File-dataframe mapping
The first step of the testing procedure was to prepare mapping between input datasets (in BAM, ADAM and BED formats) and their corresponding dataframe/table abstraction. In case of alignment files our custom data sources has been used, for a BED file Spark’s builtin dedicated for CSV data access.
BAM
val bamPath = "NA12878*.bam"
spark.sql(
s"""
|CREATE TABLE reads
|USING org.biodatageeks.sequila.datasources.BAM.BAMDataSource
|OPTIONS(path "${bamPath}")
|
""".stripMargin)
spark.sql(s"SELECT contigName,start,end FROM reads LIMIT 1").show()
+----------+-----+---+
|contigName|start|end|
+----------+-----+---+
| chr1| 34|109|
+----------+-----+---+
ADAM
val adamPath = "NA12878*.adam"
spark.sql(
s"""
|CREATE TABLE reads
|USING org.biodatageeks.sequila.datasources.ADAM.ADAMDataSource
|OPTIONS(path "${adamPath}")
|
""".stripMargin)
spark.sql(s"SELECT contigName,start,end FROM reads LIMIT 1").show()
+----------+-----+---+
|contigName|start|end|
+----------+-----+---+
| chr1| 34|109|
+----------+-----+---+
BED
val bedPath="tgp_exome_hg18.bed"
spark.sql(s"""
|CREATE TABLE targets(contigName String,start Integer,end Integer)
|USING csv
|OPTIONS (path "file:///${bedPath}", delimiter "\t")""".stripMargin)
spark.sql("SELECT * FROM targets LIMIT 1").show
+----------+-----+----+
|contigName|start| end|
+----------+-----+----+
| chr1| 4806|4926|
+----------+-----+----+
SQL query for counting features
For counting reads overlapping predefined feature regions the following SQL query has been used:
SELECT targets.contigName,targets.start,targets.end,count(*) FROM reads JOIN targets
ON (targets.contigName=reads.contigName
AND
CAST(reads.end AS INTEGER)>=CAST(targets.start AS INTEGER)
AND
CAST(reads.start AS INTEGER)<=CAST(targets.end AS INTEGER)
)
GROUP BY targets.contigName,targets.start,targets.end
Exactly the same query has been used for both single node and cluster tests.
Apache Spark settings
Parameter |
Values |
---|---|
driver-memory |
8g |
executor-memory |
4-8g |
executor-cores |
2-4 |
num-executors |
1-15 |
Results
SeQuiLa when run in parallel outperforms selected competing tools in terms of speed on single node (1.7-22.1x) and cluster (3.2-4.7x).
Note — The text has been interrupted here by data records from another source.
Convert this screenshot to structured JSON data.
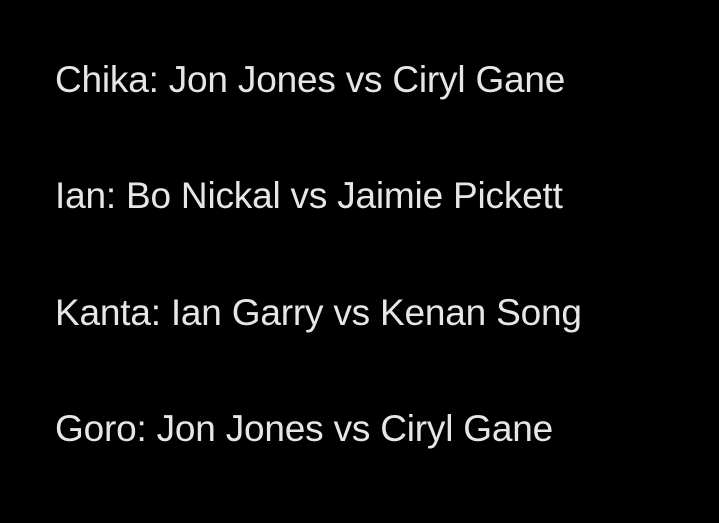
{
  "lines": [
    "Chika: Jon Jones vs Ciryl Gane",
    "Ian: Bo Nickal vs Jaimie Pickett",
    "Kanta: Ian Garry vs Kenan Song",
    "Goro: Jon Jones vs Ciryl Gane"
  ]
}
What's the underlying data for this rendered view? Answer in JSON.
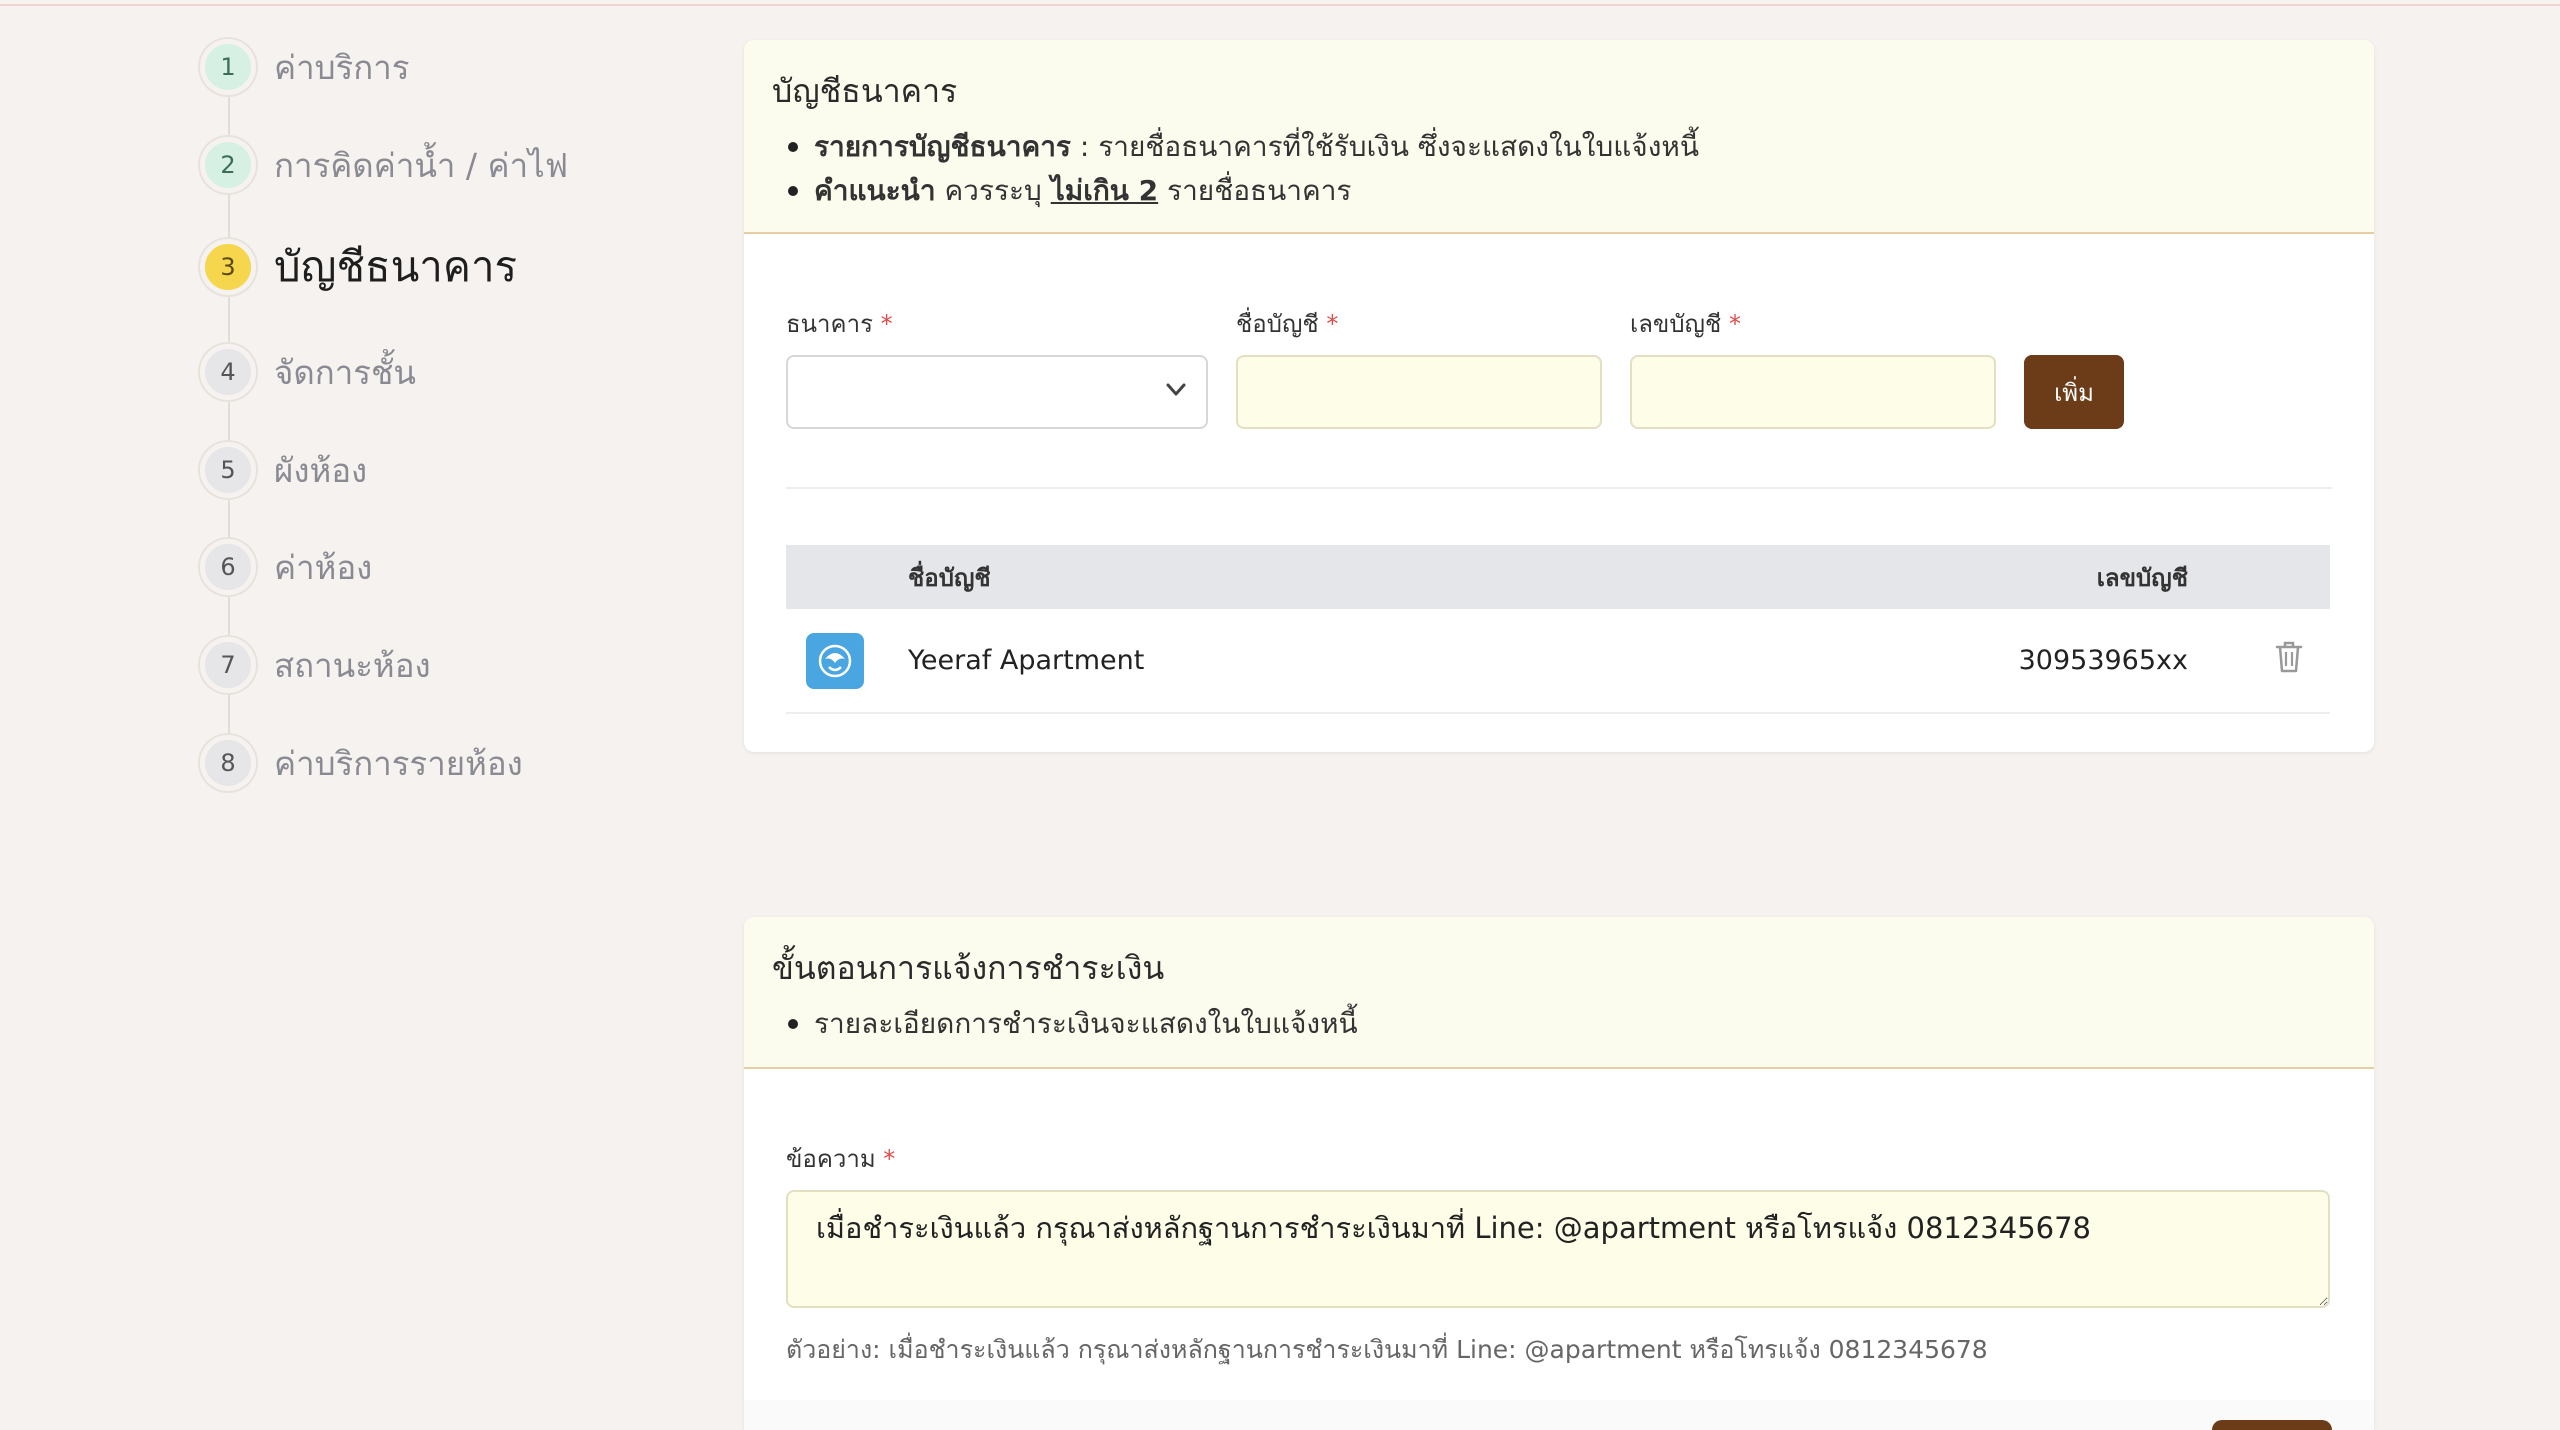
{
  "stepper": {
    "steps": [
      {
        "num": "1",
        "label": "ค่าบริการ",
        "state": "done"
      },
      {
        "num": "2",
        "label": "การคิดค่าน้ำ / ค่าไฟ",
        "state": "done"
      },
      {
        "num": "3",
        "label": "บัญชีธนาคาร",
        "state": "active"
      },
      {
        "num": "4",
        "label": "จัดการชั้น",
        "state": "todo"
      },
      {
        "num": "5",
        "label": "ผังห้อง",
        "state": "todo"
      },
      {
        "num": "6",
        "label": "ค่าห้อง",
        "state": "todo"
      },
      {
        "num": "7",
        "label": "สถานะห้อง",
        "state": "todo"
      },
      {
        "num": "8",
        "label": "ค่าบริการรายห้อง",
        "state": "todo"
      }
    ]
  },
  "bank": {
    "title": "บัญชีธนาคาร",
    "note1_bold": "รายการบัญชีธนาคาร",
    "note1_rest": " : รายชื่อธนาคารที่ใช้รับเงิน ซึ่งจะแสดงในใบแจ้งหนี้",
    "note2_bold": "คำแนะนำ",
    "note2_mid": " ควรระบุ ",
    "note2_underline": "ไม่เกิน 2",
    "note2_end": " รายชื่อธนาคาร",
    "form": {
      "bank_label": "ธนาคาร",
      "account_name_label": "ชื่อบัญชี",
      "account_number_label": "เลขบัญชี",
      "required_mark": "*",
      "add_label": "เพิ่ม",
      "bank_value": "",
      "account_name_value": "",
      "account_number_value": ""
    },
    "table": {
      "col_name": "ชื่อบัญชี",
      "col_number": "เลขบัญชี",
      "rows": [
        {
          "name": "Yeeraf Apartment",
          "number": "30953965xx",
          "logo": "kasikorn-logo-icon",
          "logo_color": "#4aa6e0"
        }
      ]
    }
  },
  "payment": {
    "title": "ขั้นตอนการแจ้งการชำระเงิน",
    "note1": "รายละเอียดการชำระเงินจะแสดงในใบแจ้งหนี้",
    "message_label": "ข้อความ",
    "required_mark": "*",
    "message_value": "เมื่อชำระเงินแล้ว กรุณาส่งหลักฐานการชำระเงินมาที่ Line: @apartment หรือโทรแจ้ง 0812345678",
    "hint": "ตัวอย่าง: เมื่อชำระเงินแล้ว กรุณาส่งหลักฐานการชำระเงินมาที่ Line: @apartment หรือโทรแจ้ง 0812345678"
  },
  "colors": {
    "accent_brown": "#6b3c17",
    "step_done": "#d6f1e3",
    "step_active": "#f6d64c",
    "header_bg": "#fcfcee"
  }
}
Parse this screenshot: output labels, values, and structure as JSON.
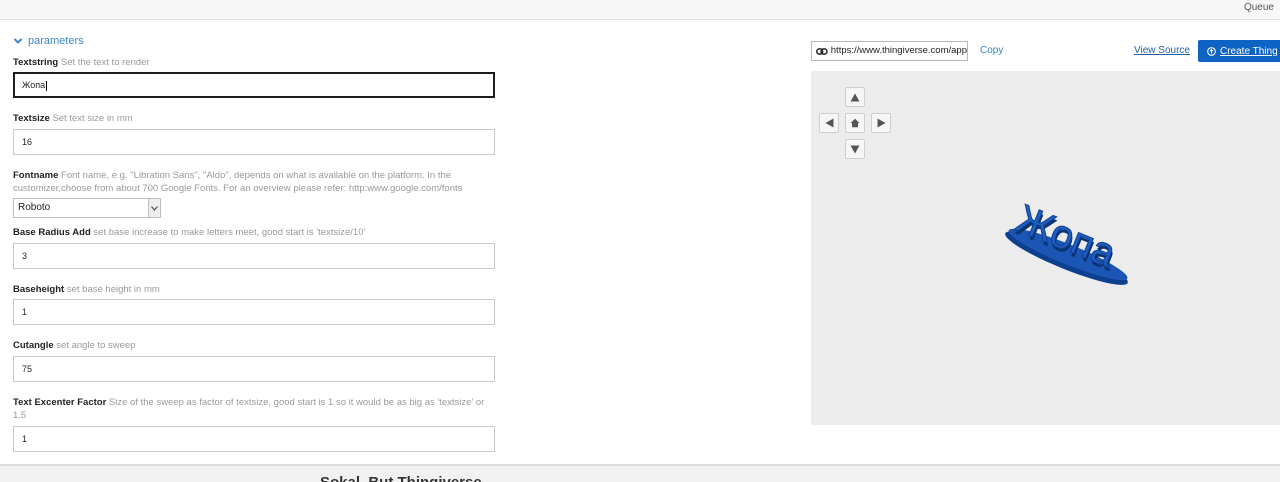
{
  "topbar": {
    "queue_label": "Queue"
  },
  "parameters": {
    "toggle_label": "parameters",
    "fields": [
      {
        "name": "Textstring",
        "description": "Set the text to render",
        "value": "Жопа"
      },
      {
        "name": "Textsize",
        "description": "Set text size in mm",
        "value": "16"
      },
      {
        "name": "Fontname",
        "description": "Font name, e.g. \"Libration Sans\", \"Aldo\", depends on what is available on the platform. In the customizer,choose from about 700 Google Fonts. For an overview please refer: http:www.google.com/fonts",
        "value": "Roboto"
      },
      {
        "name": "Base Radius Add",
        "description": "set base increase to make letters meet, good start is 'textsize/10'",
        "value": "3"
      },
      {
        "name": "Baseheight",
        "description": "set base height in mm",
        "value": "1"
      },
      {
        "name": "Cutangle",
        "description": "set angle to sweep",
        "value": "75"
      },
      {
        "name": "Text Excenter Factor",
        "description": "Size of the sweep as factor of textsize, good start is 1 so it would be as big as 'textsize' or 1.5",
        "value": "1"
      }
    ]
  },
  "share": {
    "url": "https://www.thingiverse.com/app",
    "copy_label": "Copy",
    "view_source_label": "View Source",
    "create_label": "Create Thing"
  },
  "viewer": {
    "model_text": "Жопа",
    "model_color": "#1f5fc4",
    "icons": [
      "arrow-up-icon",
      "arrow-left-icon",
      "home-icon",
      "arrow-right-icon",
      "arrow-down-icon"
    ]
  },
  "footer": {
    "title": "Sokal, But Thingiverse"
  }
}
SeQuiLa strategy involving broadcasting interval forest with all data columns (SeQuiLa_it_all) performs best in most of the cases (no network shuffling required), whereas broadcasting intervals with identifiers only (SeQuiLa_it_int) performs comparable to, or better than GenAp. All algorithms favours columnar (ADAM) to row oriented (BAM) file format due to column pruning and disk I/O operations reduction.
Local mode

Hadoop cluster

Limitations
SeQuiLa is slower than featureCounts in a single-threaded applications due to less performat Java BAM reader (mainly BGZF decompression) available in the Java htsjdk library. We will try to investigate and resolve this bottleneck in the next major release.
Discussion
Results showed that SeQuiLa significantly accelerates genomic interval queries. We are aware that paradigm of distributed computing is currently not fully embraced by bioinformaticians therefore we have put an additional effort into preparing SeQuiLa to be easily integrated into existing applications and pipelines.
Depth of coverage
Performance tests description
The main goal of our tests was to compare SeQuiLa-cov performance and scalability with other state-of-the art coverage solutions (samtools depth
, bedtools genomecov
, GATK DepthOfCoverage
, sambamba depth
and mosdepth). The tests were performed on the aligned WES and WGS reads from the NA12878 sample and aimed at calculating blocks and window coverage whenever this functionality was available. Additionally, we performed quality check, veryfing that results generated by SeQuiLa-cov are identical to those returned by samtools depth
and we evaluated the impact of Intel GKL on overall performance.
Test environment setup
Infrastructure
Our tests have been run on a 24-node Hadoop cluster:
Role |
Number of nodes |
CPU cores |
RAM |
---|---|---|---|
EN |
1 |
28/56 |
512 |
NN/RM |
3 |
28/56 |
512 |
DN/NM |
24 |
28/56 |
512 |
EN - edge node where only Application masters and Spark Drivers have been launched in case of cluster tests. In case of single node tests (Apache Spark local mode), all computations have been performed on the edge node.
NN - HDFS NameNode
RM - YARN ResourceManager
DN - HDFS DataNode
NM - YARN NodeManager
Software
All tests have been run using the following software components:
Software |
Version |
Notes |
---|---|---|
HDP |
3.0.1 |
|
Apache Hadoop |
3.1.1 |
|
Apache Spark |
2.3.1 |
|
Oracle JDK |
1.8 |
|
Scala |
2.12 |
|
samtools |
1.9 |
|
bedtools |
2.27 |
|
GATK |
3.8 |
|
sambamba |
0.6.8 |
|
mosdepth |
0.2.3 |
|
mosdepth |
0.2.4 |
using –fast-mode option |
Datasets for coverage tests
Two NGS datasets have been used in all the tests. WES (whole exome sequencing) and WGS (whole genome sequencing) datasets have been used for vertical and horizontal scalability evaluation respectively. Both of them came from sequencing of NA12878 sample that is widely used in many benchmarks.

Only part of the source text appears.